The “will of my Father”—the obedience that Jesus is looking for—is exactly what he’s been talking about this entire sermon. It is the “righteousness” that surpasses the Pharisees. It is the visible transformation of character that causes the world to glorify God. It is our heart renewed to reflect the heart of God.
And it’s not about being “good enough.” It’s about living from a heart surrendered to him. Did his work in your life bear at least some fruit? Were you at least walking on the right path?
For this question, the specific tasks you did along the way are meaningless.

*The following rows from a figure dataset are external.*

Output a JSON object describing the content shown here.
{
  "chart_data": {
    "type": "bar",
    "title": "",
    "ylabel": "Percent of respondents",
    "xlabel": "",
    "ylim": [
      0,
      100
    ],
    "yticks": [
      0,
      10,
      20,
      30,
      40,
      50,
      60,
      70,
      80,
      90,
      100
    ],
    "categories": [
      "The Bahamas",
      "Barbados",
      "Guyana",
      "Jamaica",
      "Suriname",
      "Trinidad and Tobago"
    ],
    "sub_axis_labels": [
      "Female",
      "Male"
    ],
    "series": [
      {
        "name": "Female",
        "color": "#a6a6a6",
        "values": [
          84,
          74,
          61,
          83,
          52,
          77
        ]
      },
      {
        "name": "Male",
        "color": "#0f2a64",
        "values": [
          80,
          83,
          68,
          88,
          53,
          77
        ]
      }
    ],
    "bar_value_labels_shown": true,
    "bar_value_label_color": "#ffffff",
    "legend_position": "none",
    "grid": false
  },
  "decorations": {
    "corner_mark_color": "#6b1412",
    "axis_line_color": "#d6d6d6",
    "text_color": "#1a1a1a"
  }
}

And that’s where it got personal. I composed a lot of this in the home improvement store where I work. No kid says, “I want to work retail when I grow up!” It took me years to accept that this job really was part of who I am. Even then, I hated it. I swam in anger, depression, and bitterness for about eight years until I finally started to see ways in which my job was a blessing.
First of all, I never confuse my job with my identity in Christ. There is absolutely no temptation to think that my meaning and value is found in the tasks I do there. A lot of my ministry friends are not so lucky. When you’re standing in front of people talking about God all the time, those lines can get real blurry. But, on judgment day, Jesus is going to look past all of that.

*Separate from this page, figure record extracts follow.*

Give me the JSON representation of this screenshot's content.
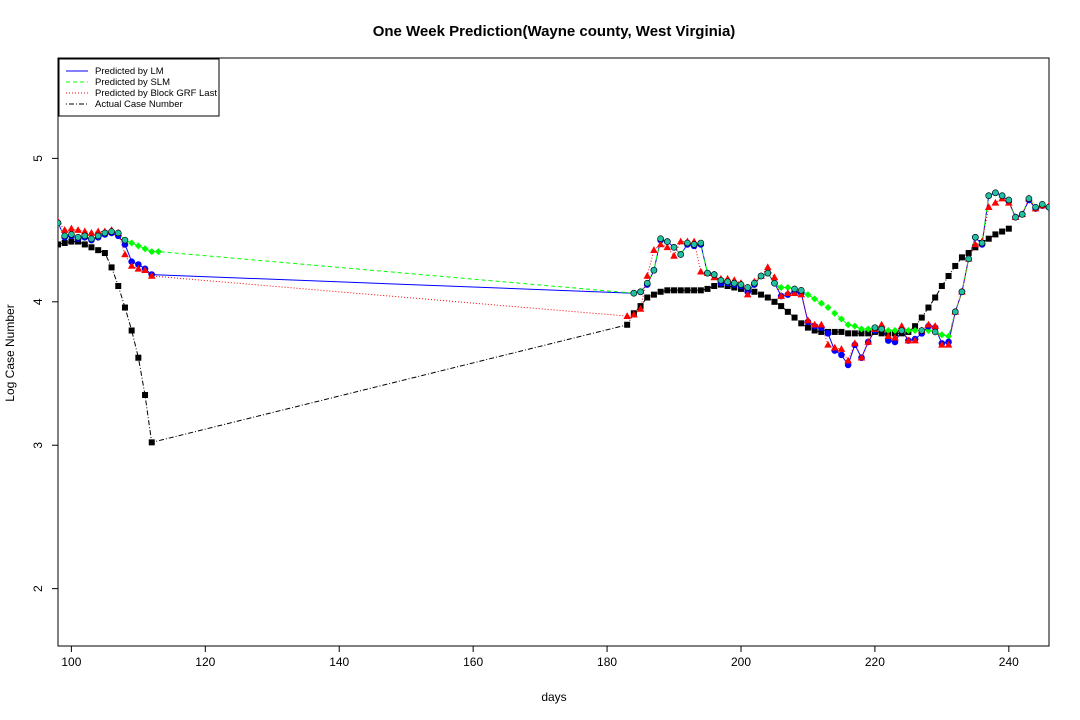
{
  "chart_data": {
    "type": "line",
    "title": "One Week Prediction(Wayne county, West Virginia)",
    "xlabel": "days",
    "ylabel": "Log Case Number",
    "xlim": [
      98,
      246
    ],
    "ylim": [
      1.6,
      5.7
    ],
    "xticks": [
      100,
      120,
      140,
      160,
      180,
      200,
      220,
      240
    ],
    "yticks": [
      2,
      3,
      4,
      5
    ],
    "legend_position": "top-left",
    "grid": false,
    "colors": {
      "lm": "#0000ff",
      "slm": "#00ff00",
      "grf": "#ff0000",
      "actual": "#000000",
      "slm_marker": "#20c0a0"
    },
    "legend": [
      {
        "label": "Predicted by LM",
        "color": "#0000ff",
        "dash": "solid"
      },
      {
        "label": "Predicted by SLM",
        "color": "#00ff00",
        "dash": "dashed"
      },
      {
        "label": "Predicted by Block GRF Last",
        "color": "#ff0000",
        "dash": "dotted"
      },
      {
        "label": "Actual Case Number",
        "color": "#000000",
        "dash": "dashdot"
      }
    ],
    "series": [
      {
        "name": "Predicted by LM",
        "x": [
          98,
          99,
          100,
          101,
          102,
          103,
          104,
          105,
          106,
          107,
          108,
          109,
          110,
          111,
          112,
          184,
          185,
          186,
          187,
          188,
          189,
          190,
          191,
          192,
          193,
          194,
          195,
          196,
          197,
          198,
          199,
          200,
          201,
          202,
          203,
          204,
          205,
          206,
          207,
          208,
          209,
          210,
          211,
          212,
          213,
          214,
          215,
          216,
          217,
          218,
          219,
          220,
          221,
          222,
          223,
          224,
          225,
          226,
          227,
          228,
          229,
          230,
          231,
          232,
          233,
          234,
          235,
          236,
          237,
          238,
          239,
          240,
          241,
          242,
          243,
          244,
          245,
          246
        ],
        "y": [
          4.55,
          4.45,
          4.46,
          4.44,
          4.45,
          4.43,
          4.45,
          4.47,
          4.48,
          4.46,
          4.4,
          4.28,
          4.26,
          4.23,
          4.19,
          4.06,
          4.07,
          4.12,
          4.22,
          4.43,
          4.42,
          4.38,
          4.33,
          4.4,
          4.39,
          4.4,
          4.2,
          4.19,
          4.13,
          4.13,
          4.12,
          4.11,
          4.07,
          4.12,
          4.18,
          4.2,
          4.13,
          4.04,
          4.05,
          4.07,
          4.06,
          3.86,
          3.83,
          3.82,
          3.78,
          3.66,
          3.63,
          3.56,
          3.7,
          3.61,
          3.72,
          3.8,
          3.82,
          3.73,
          3.72,
          3.8,
          3.73,
          3.74,
          3.78,
          3.83,
          3.82,
          3.71,
          3.72,
          3.93,
          4.07,
          4.3,
          4.45,
          4.4,
          4.74,
          4.76,
          4.74,
          4.7,
          4.59,
          4.61,
          4.71,
          4.65,
          4.67,
          4.66
        ]
      },
      {
        "name": "Predicted by SLM",
        "x": [
          98,
          99,
          100,
          101,
          102,
          103,
          104,
          105,
          106,
          107,
          108,
          109,
          110,
          111,
          112,
          113,
          184,
          185,
          186,
          187,
          188,
          189,
          190,
          191,
          192,
          193,
          194,
          195,
          196,
          197,
          198,
          199,
          200,
          201,
          202,
          203,
          204,
          205,
          206,
          207,
          208,
          209,
          210,
          211,
          212,
          213,
          214,
          215,
          216,
          217,
          218,
          219,
          220,
          221,
          222,
          223,
          224,
          225,
          226,
          227,
          228,
          229,
          230,
          231,
          232,
          233,
          234,
          235,
          236,
          237,
          238,
          239,
          240,
          241,
          242,
          243,
          244,
          245,
          246
        ],
        "y": [
          4.55,
          4.46,
          4.47,
          4.45,
          4.46,
          4.44,
          4.46,
          4.48,
          4.49,
          4.48,
          4.43,
          4.41,
          4.39,
          4.37,
          4.35,
          4.35,
          4.06,
          4.07,
          4.13,
          4.22,
          4.44,
          4.42,
          4.38,
          4.33,
          4.41,
          4.4,
          4.41,
          4.2,
          4.19,
          4.15,
          4.14,
          4.13,
          4.12,
          4.1,
          4.13,
          4.18,
          4.2,
          4.13,
          4.1,
          4.1,
          4.09,
          4.08,
          4.05,
          4.02,
          3.99,
          3.96,
          3.92,
          3.88,
          3.84,
          3.83,
          3.81,
          3.81,
          3.82,
          3.81,
          3.8,
          3.8,
          3.8,
          3.8,
          3.8,
          3.8,
          3.8,
          3.79,
          3.77,
          3.76,
          3.93,
          4.07,
          4.3,
          4.45,
          4.41,
          4.74,
          4.76,
          4.74,
          4.71,
          4.59,
          4.61,
          4.72,
          4.66,
          4.68,
          4.66
        ]
      },
      {
        "name": "Predicted by Block GRF Last",
        "x": [
          98,
          99,
          100,
          101,
          102,
          103,
          104,
          105,
          106,
          107,
          108,
          109,
          110,
          111,
          112,
          183,
          184,
          185,
          186,
          187,
          188,
          189,
          190,
          191,
          192,
          193,
          194,
          195,
          196,
          197,
          198,
          199,
          200,
          201,
          202,
          203,
          204,
          205,
          206,
          207,
          208,
          209,
          210,
          211,
          212,
          213,
          214,
          215,
          216,
          217,
          218,
          219,
          220,
          221,
          222,
          223,
          224,
          225,
          226,
          227,
          228,
          229,
          230,
          231,
          232,
          233,
          234,
          235,
          236,
          237,
          238,
          239,
          240,
          241,
          242,
          243,
          244,
          245,
          246
        ],
        "y": [
          4.56,
          4.5,
          4.51,
          4.5,
          4.49,
          4.48,
          4.49,
          4.49,
          4.5,
          4.48,
          4.33,
          4.25,
          4.23,
          4.22,
          4.18,
          3.9,
          3.91,
          3.95,
          4.18,
          4.36,
          4.4,
          4.38,
          4.32,
          4.42,
          4.42,
          4.42,
          4.21,
          4.2,
          4.17,
          4.16,
          4.16,
          4.15,
          4.13,
          4.05,
          4.14,
          4.18,
          4.24,
          4.17,
          4.04,
          4.06,
          4.06,
          4.05,
          3.87,
          3.84,
          3.84,
          3.7,
          3.68,
          3.67,
          3.59,
          3.71,
          3.61,
          3.72,
          3.81,
          3.84,
          3.76,
          3.75,
          3.83,
          3.73,
          3.73,
          3.8,
          3.84,
          3.83,
          3.7,
          3.7,
          3.93,
          4.07,
          4.3,
          4.4,
          4.42,
          4.66,
          4.69,
          4.72,
          4.69,
          4.59,
          4.61,
          4.72,
          4.65,
          4.67,
          4.67
        ]
      },
      {
        "name": "Actual Case Number",
        "x": [
          98,
          99,
          100,
          101,
          102,
          103,
          104,
          105,
          106,
          107,
          108,
          109,
          110,
          111,
          112,
          183,
          184,
          185,
          186,
          187,
          188,
          189,
          190,
          191,
          192,
          193,
          194,
          195,
          196,
          197,
          198,
          199,
          200,
          201,
          202,
          203,
          204,
          205,
          206,
          207,
          208,
          209,
          210,
          211,
          212,
          213,
          214,
          215,
          216,
          217,
          218,
          219,
          220,
          221,
          222,
          223,
          224,
          225,
          226,
          227,
          228,
          229,
          230,
          231,
          232,
          233,
          234,
          235,
          236,
          237,
          238,
          239,
          240
        ],
        "y": [
          4.4,
          4.41,
          4.42,
          4.42,
          4.4,
          4.38,
          4.36,
          4.34,
          4.24,
          4.11,
          3.96,
          3.8,
          3.61,
          3.35,
          3.02,
          3.84,
          3.92,
          3.97,
          4.03,
          4.05,
          4.07,
          4.08,
          4.08,
          4.08,
          4.08,
          4.08,
          4.08,
          4.09,
          4.11,
          4.12,
          4.11,
          4.1,
          4.09,
          4.08,
          4.07,
          4.05,
          4.03,
          4.0,
          3.97,
          3.93,
          3.89,
          3.85,
          3.82,
          3.8,
          3.79,
          3.79,
          3.79,
          3.79,
          3.78,
          3.78,
          3.78,
          3.78,
          3.79,
          3.78,
          3.78,
          3.78,
          3.78,
          3.79,
          3.83,
          3.89,
          3.96,
          4.03,
          4.11,
          4.18,
          4.25,
          4.31,
          4.34,
          4.38,
          4.41,
          4.44,
          4.47,
          4.49,
          4.51
        ]
      }
    ]
  }
}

“When you’re standing in front of people talking about God all the time, those lines can get real blurry. But, on judgment day, Jesus is going to look past all of that.”
The second blessing took me about 13 years to recognize. I looked around and realized that, since retail is a challenging environment of quick, often emotionally charged encounters with total strangers, it was a near-perfect laboratory for learning how to love people. I’m not saying that I’ve become a master at it. My workplace is a good laboratory precisely because it can be really hard. I just figured out that that’s what I’m supposed to be doing!
Here’s the thing: learning to love people simply is learning to see them the way God does (seeing them through his love for them). If I learn to see people the way God does, then I experience something of God’s heart. That means that, in learning to love people, I get to know God better. So retail became a vehicle for knowing God more.
God took me out of ministry and put me in retail to draw me closer to him.
“In learning to love people, I get to know God better.”
God is speaking. It doesn’t matter if you’re a peasant working in the fields, a stay-at-home parent, a missionary in the jungle, or the CEO of a Fortune 500 company. These are not ends. They are means.
Meeting Christ there doesn’t mean asking, “How can my relationship with God make me more effective at this task?” It means asking, “How is God using this task to draw me closer to him?” That’s the end everything is working towards. Preaching to 10,000 people in a multi-site mega-church is great for the congregation. But they’re not with you on judgment day. How has God’s heart been formed in you?
Truthfully, this breaks down all the “compartments” we split our lives into—work, home, church, play, whatever. These don’t just flow out of our relationship with God. They pour into it. When it comes to our hearts, they have no meaning in and of themselves. They only have meaning for us as we meet God there.
“How is God using this task to draw me closer to him?”
Theology 101: God is everywhere. Start looking for him there. If we focus on meeting Jesus in all of our experiences, then we’ve spent our entire lives getting to know him. Then there is no fear in the final judgment (1 Jn. 2:28). When we stand before him on That Day, he’ll remember all the times we walked with him in the mundane and the glorious, in the dedicated work and in the laid-back down time. As old friends, he’ll be bursting at the seams waiting to see us—waiting to cry out, “I know you!”